When you sell off your car, two things need to be done: Your car grant needs to be changed to the name of the new owner, and your loan has to be cleared. 

LESSON ONE
In the whole process of this transaction, I was told that the loan would be transferred. In my head, it meant that the new owner would take over the existing loan and continue to service it. 

Apparently there is no such thing

Whenever you sell a car, the existing loan needs to be paid off and you should get a discharge summary from the bank. A new loan is then made for the new owner. There is no such thing as a transfer of a loan, which I was told repeatedly by the car salesman 

LESSON TWO
The change of the car grant name has to be done through JPJ, either through the website or at the JPJ counters. In my case, the dealer had come over to my house and logged on through the JPJ website and proceeded to change the grant name, which he had shown me himself. He had a portable thumbprint scanner which seemed to make the process even more legit. 

Apparently, this is a viable way of changing the car grant; however – once the change of name request is submitted, JPJ will first check with the bank to confirm the loan status. If the loan has not been settled, the request to change grant names will be rejected

LESSON THREE
Make sure you check with your loan officer regarding the terms of your loan and if they have the capacity to actually freeze your assets with regards to a loan default. This should be written in your loan agreement but this is usually in legalese and the average person might not understand the legal or financial terms set. It took about three days to unfreeze my accounts and I was lucky that I had friends who were kind enough to help me out in my period (as I like to call it) of temporary bankruptcy.

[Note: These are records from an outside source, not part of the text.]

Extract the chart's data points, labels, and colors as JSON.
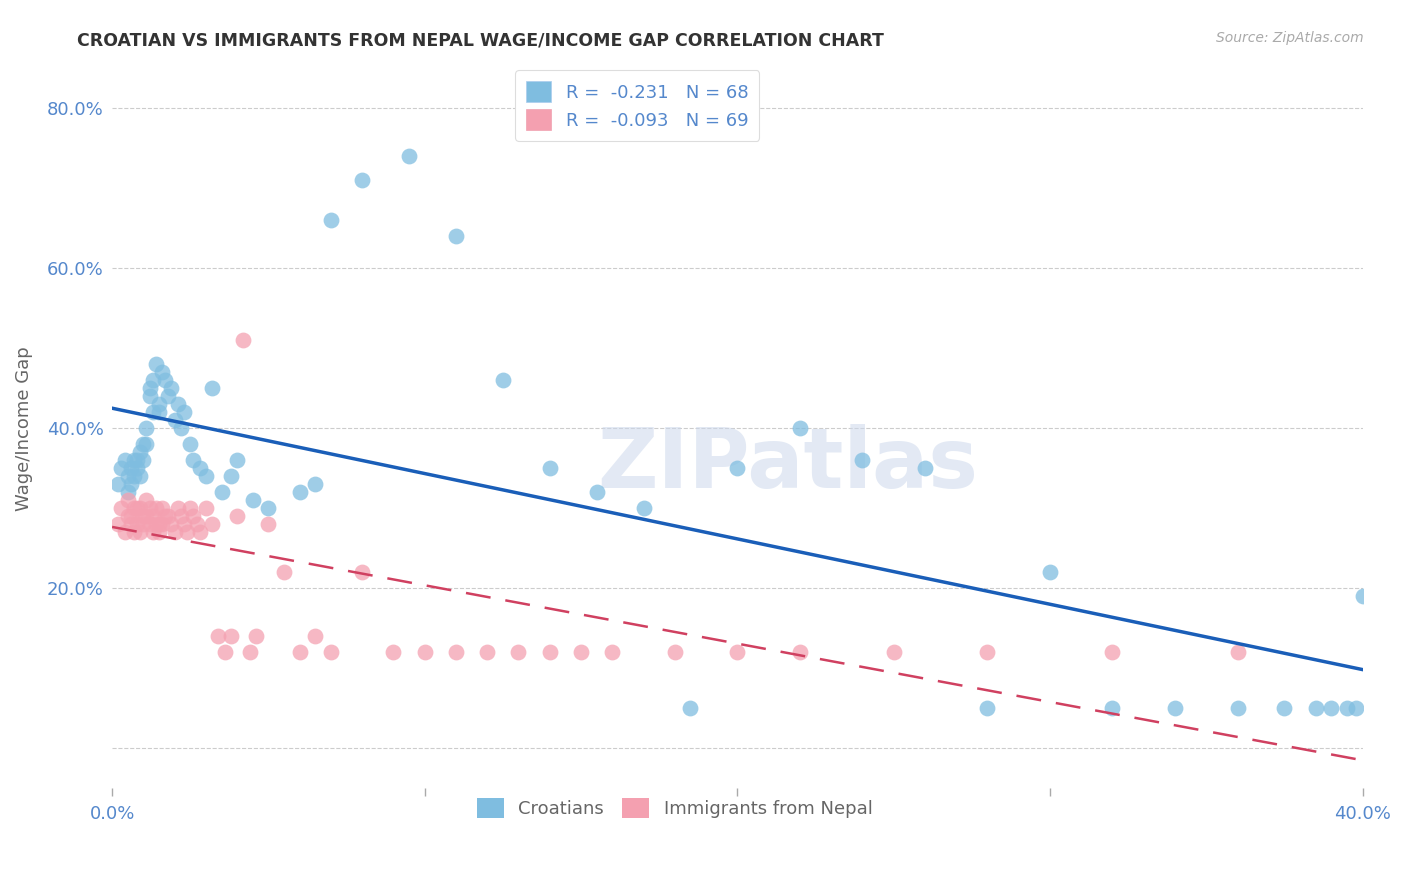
{
  "title": "CROATIAN VS IMMIGRANTS FROM NEPAL WAGE/INCOME GAP CORRELATION CHART",
  "source": "Source: ZipAtlas.com",
  "ylabel": "Wage/Income Gap",
  "xlim": [
    0.0,
    0.4
  ],
  "ylim": [
    -0.05,
    0.85
  ],
  "yticks": [
    0.0,
    0.2,
    0.4,
    0.6,
    0.8
  ],
  "ytick_labels": [
    "",
    "20.0%",
    "40.0%",
    "60.0%",
    "80.0%"
  ],
  "xticks": [
    0.0,
    0.1,
    0.2,
    0.3,
    0.4
  ],
  "xtick_labels": [
    "0.0%",
    "",
    "",
    "",
    "40.0%"
  ],
  "croatians_x": [
    0.002,
    0.003,
    0.004,
    0.005,
    0.005,
    0.006,
    0.006,
    0.007,
    0.007,
    0.008,
    0.008,
    0.009,
    0.009,
    0.01,
    0.01,
    0.011,
    0.011,
    0.012,
    0.012,
    0.013,
    0.013,
    0.014,
    0.015,
    0.015,
    0.016,
    0.017,
    0.018,
    0.019,
    0.02,
    0.021,
    0.022,
    0.023,
    0.025,
    0.026,
    0.028,
    0.03,
    0.032,
    0.035,
    0.038,
    0.04,
    0.045,
    0.05,
    0.06,
    0.065,
    0.07,
    0.08,
    0.095,
    0.11,
    0.125,
    0.14,
    0.155,
    0.17,
    0.185,
    0.2,
    0.22,
    0.24,
    0.26,
    0.28,
    0.3,
    0.32,
    0.34,
    0.36,
    0.375,
    0.385,
    0.39,
    0.395,
    0.398,
    0.4
  ],
  "croatians_y": [
    0.33,
    0.35,
    0.36,
    0.32,
    0.34,
    0.35,
    0.33,
    0.36,
    0.34,
    0.36,
    0.35,
    0.37,
    0.34,
    0.38,
    0.36,
    0.4,
    0.38,
    0.44,
    0.45,
    0.42,
    0.46,
    0.48,
    0.43,
    0.42,
    0.47,
    0.46,
    0.44,
    0.45,
    0.41,
    0.43,
    0.4,
    0.42,
    0.38,
    0.36,
    0.35,
    0.34,
    0.45,
    0.32,
    0.34,
    0.36,
    0.31,
    0.3,
    0.32,
    0.33,
    0.66,
    0.71,
    0.74,
    0.64,
    0.46,
    0.35,
    0.32,
    0.3,
    0.05,
    0.35,
    0.4,
    0.36,
    0.35,
    0.05,
    0.22,
    0.05,
    0.05,
    0.05,
    0.05,
    0.05,
    0.05,
    0.05,
    0.05,
    0.19
  ],
  "nepal_x": [
    0.002,
    0.003,
    0.004,
    0.005,
    0.005,
    0.006,
    0.006,
    0.007,
    0.007,
    0.008,
    0.008,
    0.009,
    0.009,
    0.01,
    0.01,
    0.011,
    0.011,
    0.012,
    0.012,
    0.013,
    0.013,
    0.014,
    0.014,
    0.015,
    0.015,
    0.016,
    0.016,
    0.017,
    0.018,
    0.019,
    0.02,
    0.021,
    0.022,
    0.023,
    0.024,
    0.025,
    0.026,
    0.027,
    0.028,
    0.03,
    0.032,
    0.034,
    0.036,
    0.038,
    0.04,
    0.042,
    0.044,
    0.046,
    0.05,
    0.055,
    0.06,
    0.065,
    0.07,
    0.08,
    0.09,
    0.1,
    0.11,
    0.12,
    0.13,
    0.14,
    0.15,
    0.16,
    0.18,
    0.2,
    0.22,
    0.25,
    0.28,
    0.32,
    0.36
  ],
  "nepal_y": [
    0.28,
    0.3,
    0.27,
    0.29,
    0.31,
    0.29,
    0.28,
    0.3,
    0.27,
    0.3,
    0.28,
    0.27,
    0.3,
    0.29,
    0.28,
    0.31,
    0.29,
    0.3,
    0.28,
    0.29,
    0.27,
    0.3,
    0.28,
    0.28,
    0.27,
    0.3,
    0.28,
    0.29,
    0.29,
    0.28,
    0.27,
    0.3,
    0.29,
    0.28,
    0.27,
    0.3,
    0.29,
    0.28,
    0.27,
    0.3,
    0.28,
    0.14,
    0.12,
    0.14,
    0.29,
    0.51,
    0.12,
    0.14,
    0.28,
    0.22,
    0.12,
    0.14,
    0.12,
    0.22,
    0.12,
    0.12,
    0.12,
    0.12,
    0.12,
    0.12,
    0.12,
    0.12,
    0.12,
    0.12,
    0.12,
    0.12,
    0.12,
    0.12,
    0.12
  ],
  "blue_color": "#7fbde0",
  "pink_color": "#f4a0b0",
  "blue_line_color": "#1a5eb8",
  "pink_line_color": "#d04060",
  "title_color": "#333333",
  "axis_color": "#5588cc",
  "R_croatians": -0.231,
  "N_croatians": 68,
  "R_nepal": -0.093,
  "N_nepal": 69
}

I was also lucky that the loan officer was reasonable enough to consider my request to temporarily block the amount that was currently owing (which was only about RM3000 at the time). 

I eventually sorted out my case with the managers at Honda, who were shocked that I had essentially been cheated and they managed to resolve the case internally. 

However, in the process of talking to friends, it was interesting to realize that so many people essentially had the same misconceptions as I did about loans, which prompted me to write this article. It is apparently a common scenario that happens to many people as well, and I was informed by officers at Bank Negara this has often led to the bankruptcy of some individuals, especially when it comes to more expensive cars. 

I was lucky that nothing much happened – although I probably have to check with CCRIS to make sure that the whole experience didn’t leave me blacklisted, but things eventually did get sorted out. Hopefully no one will get stuck in the whole messy experience that I did!